FMCG, CORPORATE Branding & Graphic Design Agency - Graphic Designers in Dublin






Brand Design & Brand Packaging

Organisational Buyers

If the product or service you are selling is geared to a corporate rather then to a consumer clientele, then some of the rules change. They change because organisations are often not so price sensitive as individuals - they are often more concerned about quality than value. Organisations are not so prone to the psychological factors that motivate individuals to pay for designer brands. Organisations are more demanding about guarantees and service contracts. This is not to say that organisations are impersonal. Ultimately people within the organisations are making the purchasing decisions but their mindset will be different than if they were buying for themselves and out of their own pockets. Organisational buyers will often:

* Fear risk to their standing arising out of poor purchase decisions so they will
tend to buy from suppliers of established good reputation.

This conservative behaviour means that they're not out on a limb if things go wrong.
Everyone else is in the same boat.

* Pay more than they would if they were making a personal purchase, partly due
to a belief that if they pay more, they are getting better quality for their company.

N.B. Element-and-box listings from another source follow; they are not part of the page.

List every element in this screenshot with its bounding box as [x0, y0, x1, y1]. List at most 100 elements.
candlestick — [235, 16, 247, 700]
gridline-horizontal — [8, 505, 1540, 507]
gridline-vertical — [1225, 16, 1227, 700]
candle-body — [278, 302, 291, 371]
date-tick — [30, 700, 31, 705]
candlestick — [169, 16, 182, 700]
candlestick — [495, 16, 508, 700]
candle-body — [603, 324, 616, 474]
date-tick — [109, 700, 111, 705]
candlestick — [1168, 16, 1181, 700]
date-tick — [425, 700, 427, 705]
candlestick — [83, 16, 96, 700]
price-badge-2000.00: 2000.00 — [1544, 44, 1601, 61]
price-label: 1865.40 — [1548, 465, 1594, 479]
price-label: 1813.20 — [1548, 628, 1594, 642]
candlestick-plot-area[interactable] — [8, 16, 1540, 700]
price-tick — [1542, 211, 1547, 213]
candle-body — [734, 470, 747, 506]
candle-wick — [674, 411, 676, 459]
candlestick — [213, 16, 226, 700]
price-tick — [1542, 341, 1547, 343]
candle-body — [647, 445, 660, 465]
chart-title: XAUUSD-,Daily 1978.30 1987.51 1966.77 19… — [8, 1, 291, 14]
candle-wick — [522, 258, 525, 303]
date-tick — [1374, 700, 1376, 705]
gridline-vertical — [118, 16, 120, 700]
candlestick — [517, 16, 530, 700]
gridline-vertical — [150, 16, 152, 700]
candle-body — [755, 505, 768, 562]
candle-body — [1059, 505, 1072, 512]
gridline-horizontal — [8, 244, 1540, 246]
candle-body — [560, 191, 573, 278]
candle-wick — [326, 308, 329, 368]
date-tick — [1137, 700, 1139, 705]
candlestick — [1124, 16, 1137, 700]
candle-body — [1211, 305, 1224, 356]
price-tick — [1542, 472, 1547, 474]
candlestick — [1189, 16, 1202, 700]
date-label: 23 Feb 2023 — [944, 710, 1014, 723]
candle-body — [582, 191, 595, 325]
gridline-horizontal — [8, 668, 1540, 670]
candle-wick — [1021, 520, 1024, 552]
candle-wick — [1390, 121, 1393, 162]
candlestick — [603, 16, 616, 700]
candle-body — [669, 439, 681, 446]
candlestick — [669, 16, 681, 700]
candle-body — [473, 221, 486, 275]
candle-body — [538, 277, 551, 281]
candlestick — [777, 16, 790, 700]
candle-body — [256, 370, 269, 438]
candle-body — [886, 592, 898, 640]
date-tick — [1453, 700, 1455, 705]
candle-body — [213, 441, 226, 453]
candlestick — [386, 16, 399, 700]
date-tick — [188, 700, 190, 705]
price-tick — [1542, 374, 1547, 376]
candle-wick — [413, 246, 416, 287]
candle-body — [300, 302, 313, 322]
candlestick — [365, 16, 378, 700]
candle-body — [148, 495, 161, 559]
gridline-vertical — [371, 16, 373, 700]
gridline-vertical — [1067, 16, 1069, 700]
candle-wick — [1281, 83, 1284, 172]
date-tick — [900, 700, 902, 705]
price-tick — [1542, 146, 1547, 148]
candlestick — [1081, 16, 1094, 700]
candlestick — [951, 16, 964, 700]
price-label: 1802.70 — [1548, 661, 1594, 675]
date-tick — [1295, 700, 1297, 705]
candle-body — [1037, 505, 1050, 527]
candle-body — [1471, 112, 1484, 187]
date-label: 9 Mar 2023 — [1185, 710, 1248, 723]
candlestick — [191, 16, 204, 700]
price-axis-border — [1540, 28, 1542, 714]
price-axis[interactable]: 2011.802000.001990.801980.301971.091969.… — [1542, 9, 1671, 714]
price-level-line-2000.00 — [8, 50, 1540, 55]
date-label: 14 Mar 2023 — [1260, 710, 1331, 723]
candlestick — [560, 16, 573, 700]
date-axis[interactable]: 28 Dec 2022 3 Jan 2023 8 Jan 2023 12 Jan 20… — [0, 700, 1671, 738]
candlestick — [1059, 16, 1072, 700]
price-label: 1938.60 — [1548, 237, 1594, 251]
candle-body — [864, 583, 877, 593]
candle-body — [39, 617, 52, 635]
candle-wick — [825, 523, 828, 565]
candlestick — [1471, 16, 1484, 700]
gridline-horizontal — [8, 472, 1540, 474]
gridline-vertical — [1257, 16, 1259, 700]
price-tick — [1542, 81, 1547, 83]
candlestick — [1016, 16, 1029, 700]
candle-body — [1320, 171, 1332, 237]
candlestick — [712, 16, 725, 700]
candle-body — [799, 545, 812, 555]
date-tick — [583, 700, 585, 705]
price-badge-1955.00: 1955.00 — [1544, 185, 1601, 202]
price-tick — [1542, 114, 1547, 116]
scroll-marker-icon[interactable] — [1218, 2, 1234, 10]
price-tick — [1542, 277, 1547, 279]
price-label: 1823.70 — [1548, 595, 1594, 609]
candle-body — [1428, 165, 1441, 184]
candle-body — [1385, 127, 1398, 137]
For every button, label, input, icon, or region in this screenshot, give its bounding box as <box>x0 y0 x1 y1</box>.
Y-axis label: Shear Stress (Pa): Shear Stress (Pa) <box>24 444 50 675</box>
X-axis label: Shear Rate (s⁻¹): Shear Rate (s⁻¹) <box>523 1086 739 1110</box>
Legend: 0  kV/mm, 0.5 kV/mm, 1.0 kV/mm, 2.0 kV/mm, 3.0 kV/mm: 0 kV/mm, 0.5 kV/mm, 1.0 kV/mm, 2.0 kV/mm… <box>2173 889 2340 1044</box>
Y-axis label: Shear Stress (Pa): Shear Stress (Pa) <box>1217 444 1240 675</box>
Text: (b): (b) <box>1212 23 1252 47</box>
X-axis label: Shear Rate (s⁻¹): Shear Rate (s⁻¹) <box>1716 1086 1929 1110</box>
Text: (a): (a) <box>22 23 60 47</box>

Marketers know this and will often seek to operate tiered pricing - that's where sellers charge
companies a higher price for essentially the same thing, perhaps presenting the package with a
few more frills by way of justification. Ultimately though, real value propositions will win out.

* Be required to compare a number of competing suppliers, particularly for large purchases.
No organisational buyer will buy the first photocopier he/she sees.

* Be conscious of his/her organisation's power in the transaction arising out of the
size of its spend with the supplier and the supplier's consequent dependence on it.
This can at times mean very demanding behaviour around price negotiation, delivery, product
performance, maintenance and service arrangements. The better a deal the organisational buyer
can do at the expense of suppliers, the better he/she looks to the boss! This is most especially
the case where major capital expenditure is in question. Organisational buyers will fight tooth
and nail to get a really good deal if buying technology or property but will usually spend five
times more than they should on stationery, office plant watering services or things they don't
understand like advertising!

Can you take these considerations into account when selling to organisations? What can you do to make it easy for the organisational buyer to do business with you? Here are a few suggestions, some of which may be right for you:

* If you don't have the status/reputation to make the buyer feel protected against risk, could you try to form associations/alliances/affiliate relationships/joint-ventures/partnerships with those who have? Artefact would never buy a machine which will need a ten year maintenance contract from someone we feared would go out of business in six months - would you? Do you expect your customers to?

* Could you modify your product/service offering so as to create a high spec 'corporate' version in order to take advantage of the tendency companies have to pay more for quality?

* Can you make a comparative study of the price/product/service offerings of your competitors and then adjust your offering if necessary so as ensure that if an organisational buyer is holding a beauty contest, you will win?

* Can you organise a negotiating strategy which allows you to give ground on various fronts to the organisational buyer? These buyers need to feel that they are doing their job well, that they are knocking a good deal out of you. Of course you must have a walk away position - a point at which the deal becomes unprofitable and you must walk away rather than give any more ground but that should never be your opening position.